Long ago, I used to work as an admin for a community newspaper mostly owned by a longtime alderman. This was pretty much my first job (not counting a two-week stint at a retirement home when I was 17 that mostly just served to instill a deep fear of aging in me.) When I started, there was a staff of three others: the managing editor, Jim; Karen, the office manager/bookkeeper; and Sharon, a salesperson.
At the risk of sounding mean, Sharon was not what one would call attractive in any respect. She was short, stubby, and reminded me a lot of those troll dolls, albeit an albino one. Her appearance was an unfortunate combination with her personality, which was sort of cheerfully aggressive, manifesting in non-recognition of personal space, painful side-hugging, literal cornering to talk, but she seemed to have no understanding that she was so grating. Basically she was a short female version of Mongo crossed with a used car salesman. Worst of all was her laugh. It was a lot like Beavis', but more of a rat-a-tat-tat, and I heard a lot of it because her long, boring stories were frequently punctuated with her laugh, and always began with "you won't believe this." As in: "You won't believe this. I went to go see Orv's Pizza. snort. heh heh. heh. And, get this, he pretended he didn't see me. heh. heh heh. snort. He locked the door while I was standing right there. heh." Anyway, one day her you-won't-believe-this story was eminently believeable. She regaled me with the tale of lonely weightlifting at the Y. "Erica. You won't believe this. I went to the gym at the Y over lunch. heh. And I went over to the free weights. heh heh. snort. But. snort. No one would spot me. heh heh. heh. snort. No one ever spots me. Not even if I ask. snort. They all spot each other. heh heh. But I try to talk to them. heh. And they just walk away." I was 18, 19. I didn't need to go to the gym then, so I didn't completely comprehend then how difficult it would be in a gym environment to not notice someone needing a spot, much less ignoring someone asking you to spot them. But I did get that the story, no matter how cheerfully-in-a-sad-clown-way it was told, was profoundly depressing. Let's face it: if Sharon had had the same personality in a prettier package, the situation would have been very different.
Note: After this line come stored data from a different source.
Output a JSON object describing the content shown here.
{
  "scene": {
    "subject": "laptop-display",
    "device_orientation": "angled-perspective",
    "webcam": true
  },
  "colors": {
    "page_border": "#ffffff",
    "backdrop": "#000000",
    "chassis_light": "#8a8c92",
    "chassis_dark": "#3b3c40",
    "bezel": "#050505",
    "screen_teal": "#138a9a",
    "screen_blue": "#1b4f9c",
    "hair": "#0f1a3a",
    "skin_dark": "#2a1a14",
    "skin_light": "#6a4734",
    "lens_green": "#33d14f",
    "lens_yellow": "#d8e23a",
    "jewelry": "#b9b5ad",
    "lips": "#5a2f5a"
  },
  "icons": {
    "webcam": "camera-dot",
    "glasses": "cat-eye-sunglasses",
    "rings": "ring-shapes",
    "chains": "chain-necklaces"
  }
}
Today, I saw an average-looking lady at the gym. Mid-30s, frumpy gym clothes, stringy ponytail. Me, more or less. And as I was on the back extension machine and watching the Cubs game, I saw her look forlornly at the free weights, touch them, walk around them. She sat down, leaned back, looked around, sat up, looked around, stood up. So I asked, "Need a spot?" She smiled and said, "Ohgodyes...thanks. I was afraid I would crush my own throat." She did a few chest presses, we shared a laugh and rolleyes at a meathead grunting/farting his way through a set of squats, and we went our separate sweaty ways.
I do not want any social interaction at the gym. Really, I don't. I'm just there to hate my way through a lunch hour, you know? All the fucking spiky-haired dbags who bob their empty heads like chickens at the oonst oonst oonst music that's playing, all the impossibly tiny post-teens in full makeup and coiffed hair daintily traipsing on the treadmill, all the hypertanned Lincolnwood moms aspiring to be Lake Forest moms who yak on their cells as they perch on whatever machine it is I would like to be using...my loathing for them fuels me through 40 minutes of hateful exercise. I hadn't even noticed all the normal, average people that are there hating them alongside me until today. It makes me feel good to know that I am not alone in my impotent dislike, and I have Chest Press Lady to thank for that. Thank you, Chest Press Lady.